Aucune végétalisation, ni ouvrage d'infiltration supplémentaire n'est à prévoir dès lors que le volume abattu est supérieur aux exigences des autorités. Dans le cas présent, l'installation d'un volume de stockage de 20 m³ qui permet un abattement des eaux de 62% (contre 51% exigé en mode dégradé) soit au-delà des attentes du plan Parispluie.
Ce graphique présente l'abattement en fonction du volume de la citerne de récupération des eaux de pluie (courbe bleu) par rapport à la mise en place d'ouvrage de rétention sur site (droite rouge).
Remarque :
Dans certains cas (immeuble tertiaire de grande hauteur, il est possible de ne pas rejeter la moindre goutte d’eau de pluie au réseau d'assainissement.
Les bénéfices d'une récupération des eaux de pluie dans le cadre du plan ParisPluie
Écologique
La mise en place d’une unité de récupération des eaux de pluie peut réduire le volume des eaux de pluie rejetée au réseau au-delà des exigences du plan Parispluie. L'effet bénéfique est décuplé lors des périodes estivales soumises à un régime de précipitations rares mais intenses. Dans ce cas, les cuves de récupération qui sont vides permettent de récolter bien plus que les 8 premiers millimètres (entre 20 et 30 mm). L’effet de lessivage de la station d’épuration par les eaux de pluie en est réduit d’autant ainsi que les risques d'inondations.

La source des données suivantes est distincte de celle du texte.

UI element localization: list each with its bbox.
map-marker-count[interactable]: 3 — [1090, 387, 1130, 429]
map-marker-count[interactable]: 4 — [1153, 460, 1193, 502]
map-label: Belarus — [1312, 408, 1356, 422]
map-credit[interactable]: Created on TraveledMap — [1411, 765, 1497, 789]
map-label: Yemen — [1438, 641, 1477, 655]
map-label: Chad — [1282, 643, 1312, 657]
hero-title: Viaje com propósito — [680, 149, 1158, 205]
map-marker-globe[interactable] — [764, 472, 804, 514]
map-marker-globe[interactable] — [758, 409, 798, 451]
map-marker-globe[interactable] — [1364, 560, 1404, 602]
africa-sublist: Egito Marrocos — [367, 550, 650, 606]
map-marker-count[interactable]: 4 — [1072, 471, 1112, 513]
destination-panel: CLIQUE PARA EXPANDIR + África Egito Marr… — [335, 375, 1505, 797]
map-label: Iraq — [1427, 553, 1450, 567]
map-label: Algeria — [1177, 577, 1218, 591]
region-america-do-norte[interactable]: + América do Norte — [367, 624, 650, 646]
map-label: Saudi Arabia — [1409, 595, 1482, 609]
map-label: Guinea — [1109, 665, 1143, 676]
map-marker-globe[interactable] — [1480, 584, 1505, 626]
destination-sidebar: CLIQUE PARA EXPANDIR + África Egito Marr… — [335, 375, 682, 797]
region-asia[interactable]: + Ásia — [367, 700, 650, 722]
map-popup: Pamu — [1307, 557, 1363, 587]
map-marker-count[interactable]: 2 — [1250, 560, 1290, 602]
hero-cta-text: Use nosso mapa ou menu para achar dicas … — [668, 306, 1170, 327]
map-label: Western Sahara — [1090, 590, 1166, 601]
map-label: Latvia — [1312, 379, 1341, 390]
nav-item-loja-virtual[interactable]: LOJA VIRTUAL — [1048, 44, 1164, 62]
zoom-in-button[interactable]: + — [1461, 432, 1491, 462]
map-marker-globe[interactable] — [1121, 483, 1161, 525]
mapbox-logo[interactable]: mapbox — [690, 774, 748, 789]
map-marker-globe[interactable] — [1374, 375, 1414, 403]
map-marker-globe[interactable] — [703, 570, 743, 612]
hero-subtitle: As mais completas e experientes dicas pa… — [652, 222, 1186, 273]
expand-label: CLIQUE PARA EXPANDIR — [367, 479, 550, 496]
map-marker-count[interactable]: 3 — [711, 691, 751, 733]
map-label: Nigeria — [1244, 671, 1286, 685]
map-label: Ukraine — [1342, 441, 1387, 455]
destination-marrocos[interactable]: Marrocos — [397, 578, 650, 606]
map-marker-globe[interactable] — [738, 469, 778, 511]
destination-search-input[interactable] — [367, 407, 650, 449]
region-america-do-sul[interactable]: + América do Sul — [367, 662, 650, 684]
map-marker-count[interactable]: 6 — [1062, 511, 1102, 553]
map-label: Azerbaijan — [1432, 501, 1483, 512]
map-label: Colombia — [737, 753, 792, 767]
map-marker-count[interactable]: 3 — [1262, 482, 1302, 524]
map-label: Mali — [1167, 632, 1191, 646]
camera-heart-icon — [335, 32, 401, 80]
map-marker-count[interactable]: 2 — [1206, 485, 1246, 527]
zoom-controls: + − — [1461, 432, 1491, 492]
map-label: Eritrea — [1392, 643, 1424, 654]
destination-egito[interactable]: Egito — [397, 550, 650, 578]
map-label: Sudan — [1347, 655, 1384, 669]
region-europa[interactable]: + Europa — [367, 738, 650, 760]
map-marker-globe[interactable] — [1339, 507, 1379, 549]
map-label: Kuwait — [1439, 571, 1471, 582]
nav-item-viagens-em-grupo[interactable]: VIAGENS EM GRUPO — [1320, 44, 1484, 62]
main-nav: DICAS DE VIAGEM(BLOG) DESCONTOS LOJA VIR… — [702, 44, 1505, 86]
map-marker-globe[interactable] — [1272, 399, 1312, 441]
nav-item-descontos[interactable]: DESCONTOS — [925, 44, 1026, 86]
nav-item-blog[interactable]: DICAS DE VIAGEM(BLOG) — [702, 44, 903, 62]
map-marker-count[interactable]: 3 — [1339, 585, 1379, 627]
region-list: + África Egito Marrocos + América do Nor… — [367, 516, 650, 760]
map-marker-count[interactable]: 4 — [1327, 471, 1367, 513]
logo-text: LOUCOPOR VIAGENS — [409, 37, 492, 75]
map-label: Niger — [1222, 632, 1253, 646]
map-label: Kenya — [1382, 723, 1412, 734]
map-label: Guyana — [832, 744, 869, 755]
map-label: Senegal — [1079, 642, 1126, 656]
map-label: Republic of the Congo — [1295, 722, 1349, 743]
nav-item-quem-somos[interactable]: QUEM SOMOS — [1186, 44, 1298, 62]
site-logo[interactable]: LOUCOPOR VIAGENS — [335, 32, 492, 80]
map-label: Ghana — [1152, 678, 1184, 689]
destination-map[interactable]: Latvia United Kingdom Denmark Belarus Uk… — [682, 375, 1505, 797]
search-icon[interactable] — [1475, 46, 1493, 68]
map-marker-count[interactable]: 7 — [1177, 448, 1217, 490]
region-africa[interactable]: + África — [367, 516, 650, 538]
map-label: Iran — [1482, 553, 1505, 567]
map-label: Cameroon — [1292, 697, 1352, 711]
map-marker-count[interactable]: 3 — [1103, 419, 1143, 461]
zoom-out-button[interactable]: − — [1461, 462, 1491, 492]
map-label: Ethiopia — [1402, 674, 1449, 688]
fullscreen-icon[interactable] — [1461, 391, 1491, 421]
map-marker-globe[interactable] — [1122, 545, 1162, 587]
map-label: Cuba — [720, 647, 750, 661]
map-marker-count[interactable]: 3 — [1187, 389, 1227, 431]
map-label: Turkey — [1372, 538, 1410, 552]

Récupérer les eaux de pluie pour alimenter des sanitaires, des bouches d'arrosage ou le lavage des véhicules (Cf. article - que faire avec de l'eau de pluie) permet de réduire la consommation d’eau potable et de protéger la ressource. Au regard des changements climatiques et de l’augmentation du stress hydrique de nombreuses nappes phréatiques, il deviendra indispensable de réduire la consommation d’eau potable dans les années à venir via ce type de dispositif.
Économiques
→ Le coût d’investissement : la mise en place d’une unité de récupération des eaux de pluie nécessite des investissements légers au regard des coûts de construction d’un bâtiment. Ces investissements sont dans la majeure partie des cas moindres que la mise en place d'autres solutions techniques. Des solutions hybrides (eau de pluie + végétalisation partielle) peuvent être préconisées en fonction des contraintes techniques rencontrées sur chaque site.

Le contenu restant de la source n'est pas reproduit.